I might know who is this coming from… here is the update: I have a working algo that cuts the text precisely “at thought”. This way the chunks contain one idea at a time and are perfect for embedding where the goal is to get a “ready to go” context item directly from the database without further processing by additional model, which reduces the operational costs.
So you have some incoming question, then the LLM “makes up” an answer, and then you correlate this answer with your data, then use your real data to feed back into the LLM and answer the question correctly.
This might be better suited for you than a fine-tune, but if you’re in a super-detailed niche area, then maybe the fine-tune would perform better.
So in this context, your pipeline would have:
Question → Fine-Tune → Rough Answer → Cross-Correlate with your data → Retrieved chunks → (Prompt + LLM) → True Answer
The difference is that the native LLM might provide a good enough Rough Answer to correlate with. Just depends on the domain, and how much you need to teach the LLM to provide decent Rough Answers.
So the LLM non-FT route is here (and about 10x cheaper!):
Question → Raw LLM → Rough Answer → Cross-Correlate with your data → Retrieved chunks → (Prompt + LLM) → True Answer
Rather, in this case, one must fine-tune on both questions and answers inspired from the text (for this quantity, synthesized by AI), while still having inclusion of maximum verbatim passages useful to inform as assistant answers if replay of documentation is required by questioning.
The ability of a language model itself is by weighting, and the re-weighting of fine tune gives it new patterns for given inputs.
Sounds interesting. You are right. The solution might be a combination of the methods.
I am very skeptical about the fine-tuning. I assume OpenAI is training an additional layer (like PEFT), and this doesn’t give much chance for the model to think about the newly learned data. It will inevitably answer with a mixture of info from its memory. Combining all sources (fine-tuning + context + HyDE) must be the way to go.
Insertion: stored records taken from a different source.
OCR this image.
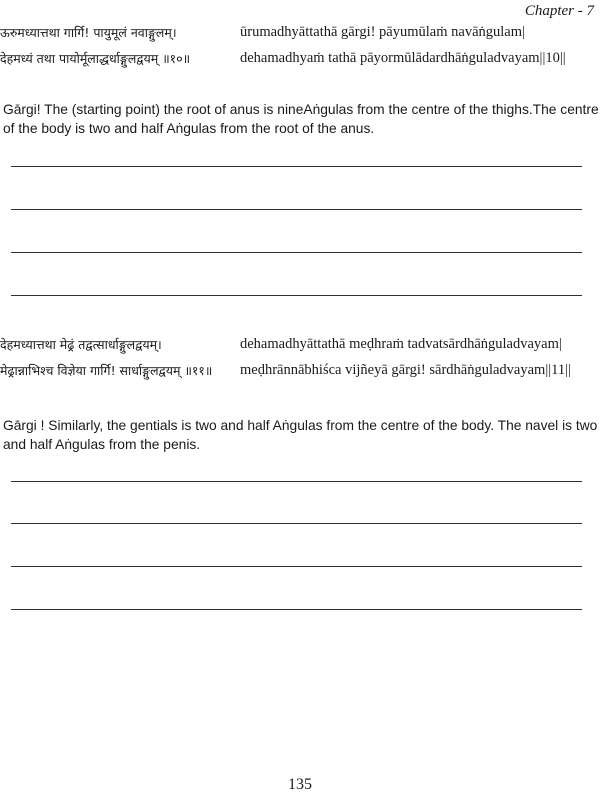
Chapter - 7
ऊरुमध्यात्तथा गार्गि! पायुमूलं नवाङ्गुलम्।	ūrumadhyāttathā gārgi! pāyumūlaṁ navāṅgulam|
देहमध्यं तथा पायोर्मूलाद्धर्धाङ्गुलद्वयम् ॥१०॥	dehamadhyaṁ tathā pāyormūlādardhāṅguladvayam||10||
Gārgi! The (starting point) the root of anus is nineAṅgulas from the centre of the thighs.The centre
of the body is two and half Aṅgulas from the root of the anus.
देहमध्यात्तथा मेढ्रं तद्वत्सार्धाङ्गुलद्वयम्।	dehamadhyāttathā meḍhraṁ tadvatsārdhāṅguladvayam|
मेढ्रान्नाभिश्च विज्ञेया गार्गि! सार्धाङ्गुलद्वयम् ॥११॥ meḍhrānnābhiśca vijñeyā gārgi! sārdhāṅguladvayam||11||
Gārgi ! Similarly, the gentials is two and half Aṅgulas from the centre of the body. The navel is two
and half Aṅgulas from the penis.
135
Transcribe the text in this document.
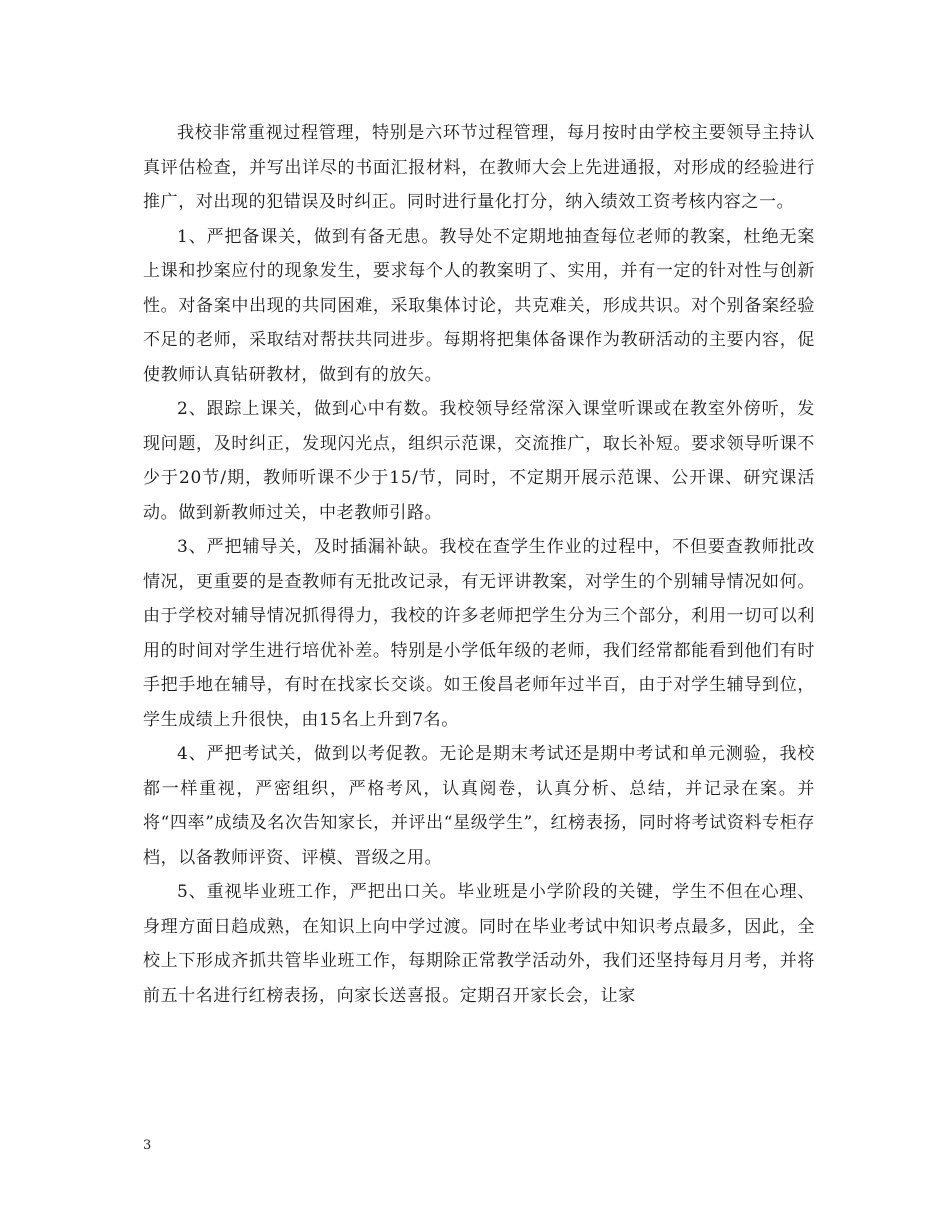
我校非常重视过程管理，特别是六环节过程管理，每月按时由学校主要领导主持认真评估检查，并写出详尽的书面汇报材料，在教师大会上先进通报，对形成的经验进行推广，对出现的犯错误及时纠正。同时进行量化打分，纳入绩效工资考核内容之一。

1、严把备课关，做到有备无患。教导处不定期地抽查每位老师的教案，杜绝无案上课和抄案应付的现象发生，要求每个人的教案明了、实用，并有一定的针对性与创新性。对备案中出现的共同困难，采取集体讨论，共克难关，形成共识。对个别备案经验不足的老师，采取结对帮扶共同进步。每期将把集体备课作为教研活动的主要内容，促使教师认真钻研教材，做到有的放矢。

2、跟踪上课关，做到心中有数。我校领导经常深入课堂听课或在教室外傍听，发现问题，及时纠正，发现闪光点，组织示范课，交流推广，取长补短。要求领导听课不少于20节/期，教师听课不少于15/节，同时，不定期开展示范课、公开课、研究课活动。做到新教师过关，中老教师引路。

3、严把辅导关，及时插漏补缺。我校在查学生作业的过程中，不但要查教师批改情况，更重要的是查教师有无批改记录，有无评讲教案，对学生的个别辅导情况如何。由于学校对辅导情况抓得得力，我校的许多老师把学生分为三个部分，利用一切可以利用的时间对学生进行培优补差。特别是小学低年级的老师，我们经常都能看到他们有时手把手地在辅导，有时在找家长交谈。如王俊昌老师年过半百，由于对学生辅导到位，学生成绩上升很快，由15名上升到7名。

4、严把考试关，做到以考促教。无论是期末考试还是期中考试和单元测验，我校都一样重视，严密组织，严格考风，认真阅卷，认真分析、总结，并记录在案。并将“四率”成绩及名次告知家长，并评出“星级学生”，红榜表扬，同时将考试资料专柜存档，以备教师评资、评模、晋级之用。

5、重视毕业班工作，严把出口关。毕业班是小学阶段的关键，学生不但在心理、身理方面日趋成熟，在知识上向中学过渡。同时在毕业考试中知识考点最多，因此，全校上下形成齐抓共管毕业班工作，每期除正常教学活动外，我们还坚持每月月考，并将前五十名进行红榜表扬，向家长送喜报。定期召开家长会，让家

3
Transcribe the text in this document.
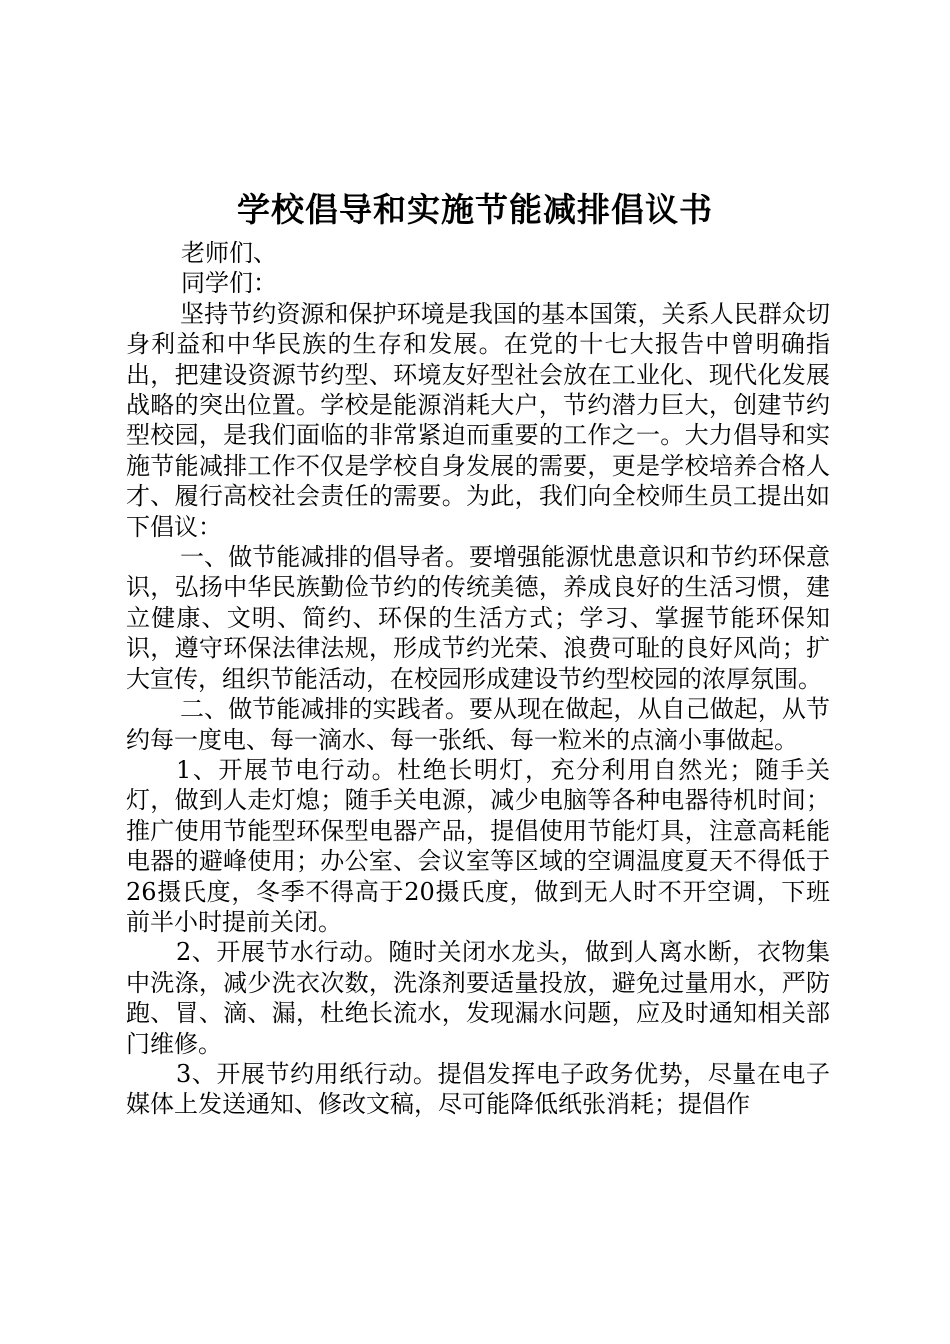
学校倡导和实施节能减排倡议书

老师们、

同学们：

坚持节约资源和保护环境是我国的基本国策，关系人民群众切身利益和中华民族的生存和发展。在党的十七大报告中曾明确指出，把建设资源节约型、环境友好型社会放在工业化、现代化发展战略的突出位置。学校是能源消耗大户，节约潜力巨大，创建节约型校园，是我们面临的非常紧迫而重要的工作之一。大力倡导和实施节能减排工作不仅是学校自身发展的需要，更是学校培养合格人才、履行高校社会责任的需要。为此，我们向全校师生员工提出如下倡议：

一、做节能减排的倡导者。要增强能源忧患意识和节约环保意识，弘扬中华民族勤俭节约的传统美德，养成良好的生活习惯，建立健康、文明、简约、环保的生活方式；学习、掌握节能环保知识，遵守环保法律法规，形成节约光荣、浪费可耻的良好风尚；扩大宣传，组织节能活动，在校园形成建设节约型校园的浓厚氛围。

二、做节能减排的实践者。要从现在做起，从自己做起，从节约每一度电、每一滴水、每一张纸、每一粒米的点滴小事做起。

1、开展节电行动。杜绝长明灯，充分利用自然光；随手关灯，做到人走灯熄；随手关电源，减少电脑等各种电器待机时间；推广使用节能型环保型电器产品，提倡使用节能灯具，注意高耗能电器的避峰使用；办公室、会议室等区域的空调温度夏天不得低于26摄氏度，冬季不得高于20摄氏度，做到无人时不开空调，下班前半小时提前关闭。

2、开展节水行动。随时关闭水龙头，做到人离水断，衣物集中洗涤，减少洗衣次数，洗涤剂要适量投放，避免过量用水，严防跑、冒、滴、漏，杜绝长流水，发现漏水问题，应及时通知相关部门维修。

3、开展节约用纸行动。提倡发挥电子政务优势，尽量在电子媒体上发送通知、修改文稿，尽可能降低纸张消耗；提倡作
(By the way, I am trying to find a good way for document QA. There is no concrete case. And one might say, there is no rule of thumb for all types of data… and I would agree with that smart person )
Yeah when going with HyDE, you would only need to teach it things with the fine-tune for obscure areas the native LLM might be bad at.
Some examples might be obscure local laws, specific policies you have that the native LLM has no shot at getting close to, etc.
Another approach, for these severe “insulated” situations, insulated between Question and True Answer, is to embed the incoming question “Q0”. Then find the nearest embedding question in your collection “Q1”. Then use your answer “A1” through a simple lookup on Q1.
Without a total “proxy answer” A1, which may not completely answer Q0, you could HyDE the A1 into your broader data set (along with the original Q0), to get even more context, and feed this back into the LLM to form the True Answer.